U.K. Posts Record September Deficit on Spending Gain
Chancellor of the Exchequer George Osborne
Simon Dawson/Bloomberg
The figures come hours before Chancellor of the Exchequer George Osborne, seen here, is due to detail the deepest spending cuts in living memory in a statement to Parliament.
The figures come hours before Chancellor of the Exchequer George Osborne, seen here, is due to detail the deepest spending cuts in living memory in a statement to Parliament. Photographer: Simon Dawson/Bloomberg
Oct. 20 (Bloomberg) -- Alistair Darling, former Chancellor of the Exchequer, talks about the outlook for today's government spending cuts and the consequences for the U.K. economy. He speaks with Andrea Catherwood on Bloomberg Television's "The Pulse." (Source: Bloomberg)
Britain posted the largest budget deficit for any September since modern records began in 1993, highlighting the pressure on Chancellor of the Exchequer George Osborne to stick to his fiscal-consolidation program.

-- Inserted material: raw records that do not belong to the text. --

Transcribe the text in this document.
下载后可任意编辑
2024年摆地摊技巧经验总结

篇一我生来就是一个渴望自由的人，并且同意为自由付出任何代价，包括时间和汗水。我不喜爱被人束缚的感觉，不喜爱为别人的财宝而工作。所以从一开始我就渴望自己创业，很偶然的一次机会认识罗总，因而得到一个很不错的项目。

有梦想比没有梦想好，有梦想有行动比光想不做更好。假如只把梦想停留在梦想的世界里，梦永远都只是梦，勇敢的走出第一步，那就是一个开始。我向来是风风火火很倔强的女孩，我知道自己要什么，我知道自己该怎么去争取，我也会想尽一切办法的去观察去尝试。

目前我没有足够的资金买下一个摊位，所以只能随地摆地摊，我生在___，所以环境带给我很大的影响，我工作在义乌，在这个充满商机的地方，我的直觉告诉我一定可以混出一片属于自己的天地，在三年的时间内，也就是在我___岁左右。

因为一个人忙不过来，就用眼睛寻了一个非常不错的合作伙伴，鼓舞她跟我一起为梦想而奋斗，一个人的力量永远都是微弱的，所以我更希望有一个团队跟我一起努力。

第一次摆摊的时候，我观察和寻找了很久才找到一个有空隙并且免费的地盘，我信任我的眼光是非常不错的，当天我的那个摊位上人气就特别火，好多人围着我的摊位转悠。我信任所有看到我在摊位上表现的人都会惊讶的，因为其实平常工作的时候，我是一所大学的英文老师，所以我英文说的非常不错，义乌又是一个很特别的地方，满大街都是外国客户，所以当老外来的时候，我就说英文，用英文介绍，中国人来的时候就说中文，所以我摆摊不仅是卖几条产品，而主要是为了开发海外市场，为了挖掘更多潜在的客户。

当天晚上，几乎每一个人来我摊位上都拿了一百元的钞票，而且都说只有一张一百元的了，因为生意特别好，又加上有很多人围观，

Net borrowing was 15.6 billion pounds ($25 billion), compared with 14.8 billion pounds a year earlier, the Office for National Statistics said in London today. The median of 13 forecasts in a Bloomberg News survey was a deficit of 14.5 billion pounds. The shortfall excluding government support for the financial sector widened to 16.2 billion pounds.
The figures come hours before Osborne is due to detail the deepest spending cuts in living memory in a statement to Parliament. The chancellor says the 83 billion-pound squeeze is needed to erase the record deficit and protect Britain’s top credit rating.
“We were looking for a fall from a year earlier so these numbers are disappointing,” Philip Shaw, chief economist at Investec Securities in London, said in a telephone interview. “The deficit is too high and firm action needs to be taken. Repairing holes in the public finances isn’t easy at the best of times and this won’t deflect the chancellor from his quest.”
In a separate report today, the Bank of England said policy makers split three ways for the first time in almost a year at their meeting earlier this month, with Adam Posen voting to boost asset purchases by 50 billion pounds.
Pound Weakens
The pound fell after the report before recovering to $1.5742 as of 10:03 a.m. in London, up 0.2 percent on the day. The yield on the benchmark 2-year government bond was down 2 basis points at 0.59 percent.
Revenue rose 7.8 percent in September, and government spending climbed 10.2 percent, the most since March. Defense and health posted the biggest gains, the statistics office said.
In the first half of the fiscal year that began in April, revenue growth outpaced spending, narrowing the deficit excluding financial interventions to 73.5 billion pounds. That leaves the government on course to meet the Office for Budget Responsibility’s full-year forecast of 149 billion pounds.
Britain had a deficit of 11.1 percent of gross domestic product in the fiscal year through March, the highest since World War II.
Cash Deficit
There was a public-sector cash requirement of 20.7 billion pounds in September. Economists predicted 15.3 billion pounds. The central-government cash deficit, the measure the Treasury says most closely indicates gilt sales, was 24.8 billion pounds. Net debt climbed to 57.2 percent of GDP from 55.9 percent.
The spending cuts, which begin in earnest in 2011, are winning over investors. The 10-year U.K. government bond yield has fallen 89 basis points to 3 percent since David Cameron’s Conservative-led coalition took office in May.
Cameron aims to virtually eliminate the biggest peacetime budget deficit by 2016, with cuts in ministries averaging 25 percent. In doing so, he risks widespread public opposition, tensions with his Liberal Democrat coalition partners and a possible backlash from departments forced to accept the deepest cuts in order to ease the burden on defense and schools.
The Labour Party argues the scale of the fiscal tightening risks derailing a recovery that is already showing signs of cooling and that taxes on banks should play a bigger role.
“The spending review needs to tick a number of boxes, particularly given the benefit of the doubt markets have already given the U.K. government,” Anthony O’Brien, an economist at Morgan Stanley, said in a research note.